Municipality Failed Borrowing
February 12, 2008
– Comments (3)
The developments in this market are fasinating...
So, debt was easy to sell because it was insured, right? Or at least investors thought it was insured. Now with concerned over whether the debt will be paid back, debt isn't so easy to sell. It could also be that investors want wider margins.
It now appears that municipalities are being hit, http://www.chron.com/disp/story.mpl/ap/fn/5536272.html
$6 billion of municipal debt wasn't bought...
Personally, I think it is a good thing seeing this happen. It forces municipalities to be more responsible.
Around 96 I had a friend running for City Counsellor under the Green Party. I tried to get him to switch to a party that would actually give him a chance of being elected. Anyway, it was during that time as I was helping him with his campaign I did some research on Vancouver's municipal finances and I did not like what I found. They need a vote to increase debt, but once they have it they can roll it over forever. The city had about a half billion of debt at the time and the level of debt was showing a pattern of constantly rising.
The party in power launched the "tax payers are really stupid" campaign where they had a referendum to borrow an extra $100 milion and they had a platform for lowering taxes by 5%, which they did... It seems to work all the time, borrow to give tax payers things that ought to be paid for as you and reduce taxes so the budget has zero chance of balancing in the future and will be more debt impaired.
Anyway, it prompted me to check out Burnaby and there was a $200 million contingency fund. We paid roughly the same amount of taxes as Vancouver, but the services were way better and we were paying for them as we went along as we had an extra 15% to spend because of not having debt servicing costs.
Not paying for services being used today simply download the cost to future generations and it is high time something stops this constant downloading of today's costs on those we ought to be leaving a better world for.
I hope the next round of Canadian municipalities that try to get debt fail as well and have to work on an alternative plan, like paying for it as you go and even paying the money back.
The other thing that borrowing to lower taxes does is it enables home prices to go up more than they should, not by much compared to how out of line home prices have gotten. But, if you have qualifying income for mortgage, taxes, utilities and strata fees that can't come to more than 32%, and taxes are suppressed by say $50/month, or $600/year, well that means qualifying income to the mortgage artificially goes up by $50/month because the property tax is artificially low by $50. Well, at 6% interest $50/month will qualify for about $8,500 of mortgage, so that's $8,500 less of speculation
While I am on the topic, the developer fees are also a pass the buck and off load to the next generation policy. If a developer has say $50k of municipal fees to build a new home, well, the stuff I've read suggests that muncipalities have had a "cash cow" with bull on the housing market and all the extra development fees they got. We, guess what... Now that revenue is falling off a cliff and they have to raise the money from where it ought to have been raised in the first place, the whole tax base. Actually, they've also had a cash cow on how much the housing market has gone up.
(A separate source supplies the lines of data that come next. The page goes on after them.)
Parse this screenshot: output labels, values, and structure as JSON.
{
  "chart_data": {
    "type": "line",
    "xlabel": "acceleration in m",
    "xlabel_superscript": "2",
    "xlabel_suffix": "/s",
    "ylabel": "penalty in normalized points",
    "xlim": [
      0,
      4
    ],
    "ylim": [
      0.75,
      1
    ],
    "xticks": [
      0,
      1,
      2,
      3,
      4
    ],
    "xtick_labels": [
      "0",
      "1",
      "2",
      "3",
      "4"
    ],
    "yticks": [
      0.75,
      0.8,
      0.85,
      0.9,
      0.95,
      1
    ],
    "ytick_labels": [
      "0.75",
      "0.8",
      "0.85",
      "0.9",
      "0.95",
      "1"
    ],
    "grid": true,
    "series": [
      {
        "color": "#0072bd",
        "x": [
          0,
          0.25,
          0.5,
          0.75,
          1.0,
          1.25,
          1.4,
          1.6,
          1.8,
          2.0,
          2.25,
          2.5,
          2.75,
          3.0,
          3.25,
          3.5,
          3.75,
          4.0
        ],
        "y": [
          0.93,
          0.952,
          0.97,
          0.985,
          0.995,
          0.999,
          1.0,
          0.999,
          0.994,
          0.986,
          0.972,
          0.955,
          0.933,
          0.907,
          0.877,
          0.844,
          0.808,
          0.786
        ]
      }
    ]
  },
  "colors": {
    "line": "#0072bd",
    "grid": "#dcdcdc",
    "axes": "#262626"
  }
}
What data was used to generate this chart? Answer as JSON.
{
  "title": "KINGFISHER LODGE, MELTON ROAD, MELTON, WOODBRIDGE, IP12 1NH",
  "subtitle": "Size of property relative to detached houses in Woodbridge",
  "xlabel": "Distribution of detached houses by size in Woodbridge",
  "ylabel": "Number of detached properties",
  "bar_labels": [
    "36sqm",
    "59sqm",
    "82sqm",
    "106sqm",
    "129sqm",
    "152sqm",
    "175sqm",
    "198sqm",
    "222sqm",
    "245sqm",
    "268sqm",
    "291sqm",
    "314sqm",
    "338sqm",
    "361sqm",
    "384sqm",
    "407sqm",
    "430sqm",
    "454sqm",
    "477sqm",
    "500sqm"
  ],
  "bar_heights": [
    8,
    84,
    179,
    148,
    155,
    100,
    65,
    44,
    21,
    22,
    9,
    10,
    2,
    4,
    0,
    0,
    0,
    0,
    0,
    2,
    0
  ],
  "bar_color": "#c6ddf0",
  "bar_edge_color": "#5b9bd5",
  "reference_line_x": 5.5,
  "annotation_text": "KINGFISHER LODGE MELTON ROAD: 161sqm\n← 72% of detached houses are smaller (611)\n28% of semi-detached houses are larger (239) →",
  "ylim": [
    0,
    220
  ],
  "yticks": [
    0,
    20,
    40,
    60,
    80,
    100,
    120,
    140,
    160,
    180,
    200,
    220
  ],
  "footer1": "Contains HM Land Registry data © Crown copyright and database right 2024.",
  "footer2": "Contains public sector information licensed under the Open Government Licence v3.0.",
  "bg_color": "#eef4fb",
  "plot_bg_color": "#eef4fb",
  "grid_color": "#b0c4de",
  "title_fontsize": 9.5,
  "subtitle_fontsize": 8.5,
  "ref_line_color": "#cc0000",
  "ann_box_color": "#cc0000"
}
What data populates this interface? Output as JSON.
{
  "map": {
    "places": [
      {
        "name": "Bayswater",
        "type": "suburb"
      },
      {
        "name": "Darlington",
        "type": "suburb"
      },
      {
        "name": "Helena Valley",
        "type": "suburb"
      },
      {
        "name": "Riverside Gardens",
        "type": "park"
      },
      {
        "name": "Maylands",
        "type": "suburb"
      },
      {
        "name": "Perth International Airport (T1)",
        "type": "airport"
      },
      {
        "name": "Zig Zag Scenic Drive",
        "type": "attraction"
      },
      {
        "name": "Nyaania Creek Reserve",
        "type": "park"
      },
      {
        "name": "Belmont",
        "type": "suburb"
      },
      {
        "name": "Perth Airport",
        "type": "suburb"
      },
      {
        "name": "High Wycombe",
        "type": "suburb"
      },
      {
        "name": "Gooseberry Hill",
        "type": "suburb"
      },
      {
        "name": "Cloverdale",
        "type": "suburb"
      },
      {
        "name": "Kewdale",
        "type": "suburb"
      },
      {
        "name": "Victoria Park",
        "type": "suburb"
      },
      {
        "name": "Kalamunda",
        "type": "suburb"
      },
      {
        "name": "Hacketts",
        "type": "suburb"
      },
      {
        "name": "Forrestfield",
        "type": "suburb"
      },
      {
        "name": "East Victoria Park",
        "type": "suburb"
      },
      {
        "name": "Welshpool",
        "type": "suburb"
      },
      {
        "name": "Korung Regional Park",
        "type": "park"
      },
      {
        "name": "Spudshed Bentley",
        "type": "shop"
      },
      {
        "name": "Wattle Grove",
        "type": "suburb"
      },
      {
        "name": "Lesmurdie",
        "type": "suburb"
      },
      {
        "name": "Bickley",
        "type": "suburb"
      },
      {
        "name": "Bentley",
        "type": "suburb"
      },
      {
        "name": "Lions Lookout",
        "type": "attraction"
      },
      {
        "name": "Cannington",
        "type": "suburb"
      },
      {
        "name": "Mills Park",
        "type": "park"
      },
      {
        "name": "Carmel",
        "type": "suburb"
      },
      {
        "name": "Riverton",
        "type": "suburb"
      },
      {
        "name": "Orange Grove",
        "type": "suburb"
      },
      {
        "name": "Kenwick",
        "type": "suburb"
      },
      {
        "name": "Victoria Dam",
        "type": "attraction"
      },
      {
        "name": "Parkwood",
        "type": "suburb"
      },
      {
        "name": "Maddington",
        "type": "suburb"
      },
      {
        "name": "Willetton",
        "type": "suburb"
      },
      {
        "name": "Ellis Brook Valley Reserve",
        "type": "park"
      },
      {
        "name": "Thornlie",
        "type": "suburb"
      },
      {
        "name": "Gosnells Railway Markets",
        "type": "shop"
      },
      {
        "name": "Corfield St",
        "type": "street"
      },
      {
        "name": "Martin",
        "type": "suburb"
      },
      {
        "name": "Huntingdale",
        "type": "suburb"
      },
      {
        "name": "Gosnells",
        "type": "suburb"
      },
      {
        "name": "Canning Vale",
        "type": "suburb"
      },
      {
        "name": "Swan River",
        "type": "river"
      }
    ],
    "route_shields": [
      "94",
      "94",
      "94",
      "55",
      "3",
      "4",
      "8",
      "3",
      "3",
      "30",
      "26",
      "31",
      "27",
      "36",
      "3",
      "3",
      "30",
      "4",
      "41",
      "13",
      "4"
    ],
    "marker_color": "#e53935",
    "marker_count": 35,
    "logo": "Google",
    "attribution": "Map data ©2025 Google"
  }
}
So, the first time buyer pays twice, first because all homes in the market went up $50k. The $50k only had to be priced into the new home, but markets as they are, homes are priced relative to each other, so as those developer fees went up and up and up, all existing home owners magically got that showing up in their home equity. So, the new home owner had to pay $50k more because that the cost to build a home, and now they get to pay again as taxes are adjust so that declining builder's fees are spread out through increasing taxes. If everyone paid probably no more than $100/month more in taxes those development fees could probably pretty much disappear and housing would become more affordable by $50k. So, you'd qualify for $17k less of mortgage at 6% by having to pay $100/month more in property tax.
I'm just pulling numbers out of air here in terms of how much of of being paid is actually debt servicing and how much is be downloaded onto developers, but I think I've given a good enough example to show how these two things have pushed housing price up more, one simply giving more room for speculation and the other giving real cost increases to home prices because of the developer's fees. The fees also suppress the rate of taxes the tax base ought to be sharing. And guess what, the shift of tax burden now goes back to home owners because with less homes being built there isn't as much revenue here. So, new home owners end being hit with higher priced homes and now they will also be hit with more property taxes.